Me gustaría que aparecieran más artículos hablando de un futuro posible y distinto y menos cantos quejumbrosos por un modelo que, con pandemia o sin ella, está cambiando en origen, como habremos visto ya si queremos hacerlo. Sentados y quejándonos no se construye futuro, solo se repite el pasado. Menos quejas y más propuestas, más alternativas. Los males de este modelo los padecemos en la sociedad española hace mucho tiempo. El problema, claro está, no son las actividades en sí, sino la falta de alternativas y las carencias que esto supone. Ojalá todo pase pronto (que no creo, pero deseo), pero también que, además de pasar, permita el desarrollo económico y tecnológico, la inversión en otros sectores de futuro. Hay que evitar que recibamos turistas mientras otros muchos españoles están obligados a salir del país a buscar mejores trabajos, un situación a la que nadie alude. Son los contra turistas, los que salen del país por falta de oferta, de reconocimiento y de estabilidad. Hemos llenado los países más avanzados de médicos, científicos, investigadores, etc. Nadie se lamenta por ellos. Pero necesitamos médicos y personal sanitario, científicos, ingenieros, etc. Desgraciadamente la "epidemia" que les echó fuera de su país es mucho más antigua que esta del COVID-19 y sin vacuna.

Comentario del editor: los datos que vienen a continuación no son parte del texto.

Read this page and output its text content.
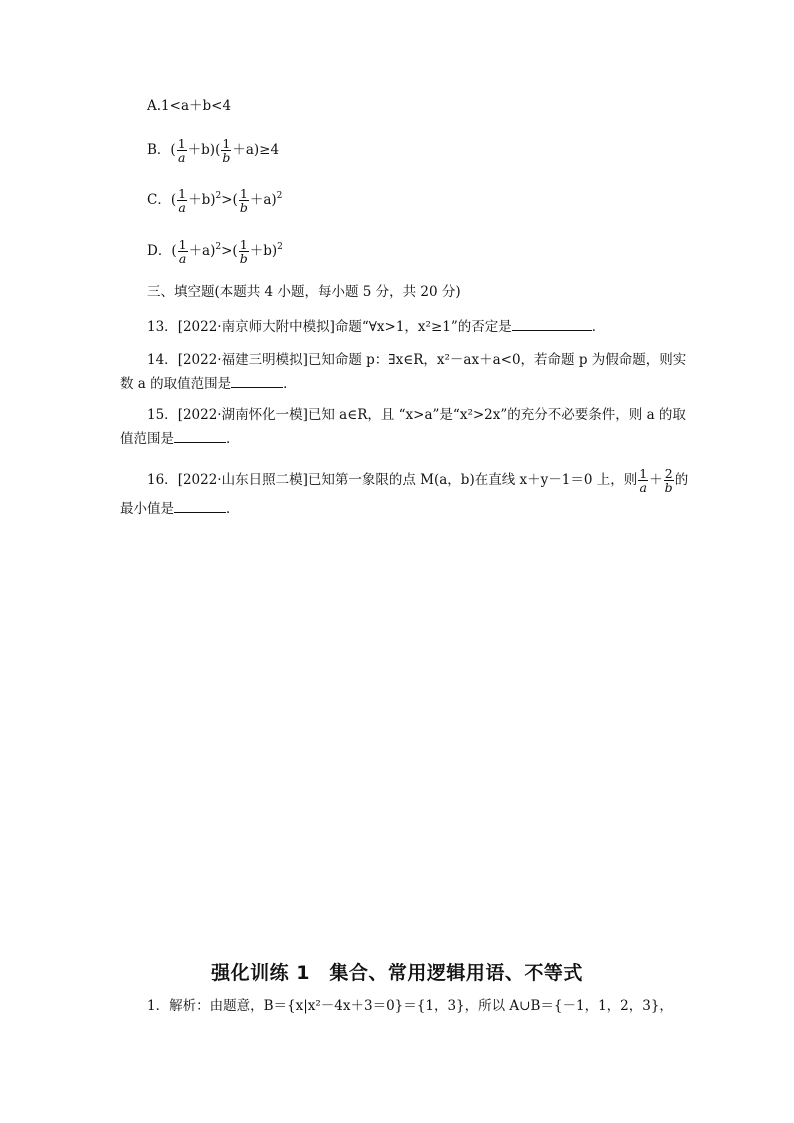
A.1<a＋b<4
B．( $\frac{1}{a} +b)( \frac{1}{b} +a)\ge 4$
C．( $\frac{1}{a} +b)^2>( \frac{1}{b} +a)^2$
D．( $\frac{1}{a} +a)^2>( \frac{1}{b} +b)^2$
三、填空题(本题共 4 小题，每小题 5 分，共 20 分)
13．[2022·南京师大附中模拟]命题“∀x>1，x²≥1”的否定是	．
14．[2022·福建三明模拟]已知命题 p：∃x∈R，x²－ax＋a<0，若命题 p 为假命题，则实
数 a 的取值范围是	．
15．[2022·湖南怀化一模]已知 a∈R，且 “x>a”是“x²>2x”的充分不必要条件，则 a 的取
值范围是	．
16．[2022·山东日照二模]已知第一象限的点 M(a，b)在直线 x＋y－1＝0 上，则 $\frac{1}{a} + \frac{2}{b}$ 的
最小值是	．
强化训练 1　集合、常用逻辑用语、不等式
1．解析：由题意，B＝{x|x²－4x＋3＝0}＝{1，3}，所以 A∪B＝{－1，1，2，3}，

Ahora se nos dice que todo es seguro. Pero si lo es, ¿de donde salen los contagios? La reivindicación de algunos del "derecho a contagiarse" es un paso más en este despropósito en el que vivimos y la distorsión que nos produce. Son tiempos duros, pero lo son doblemente por nuestro modelo y las exigencias que plantea. Lamento las crisis, pero sin resolver el mal de fondo es complicado. Este país ha desmantelado sectores industriales y agrícolas enteros en nombre del futuro. Al final, a esas dramáticas transformaciones no se les dio más futuro que el turismo, que inventarse una fiesta, llenarse de bares y crear muchos puentes para desplazarnos. Sobre eso se ha creado una poderos industria y una parte importante de nuestra economía. También una poderosa resistencia. El futuro de las próximas generaciones no puede estar en elegir de qué lado de la barra del bar se sitúan. hay vida más allá del ocio, de la noche, de las vacaciones, de los puentes y de otras enormes tragedias que lamentamos.
Volviendo al principio, me da vergüenza que sea qué se va a hacer el próximo puente lo que debatan nuestros políticos y empresarios. Pero es muy revelador.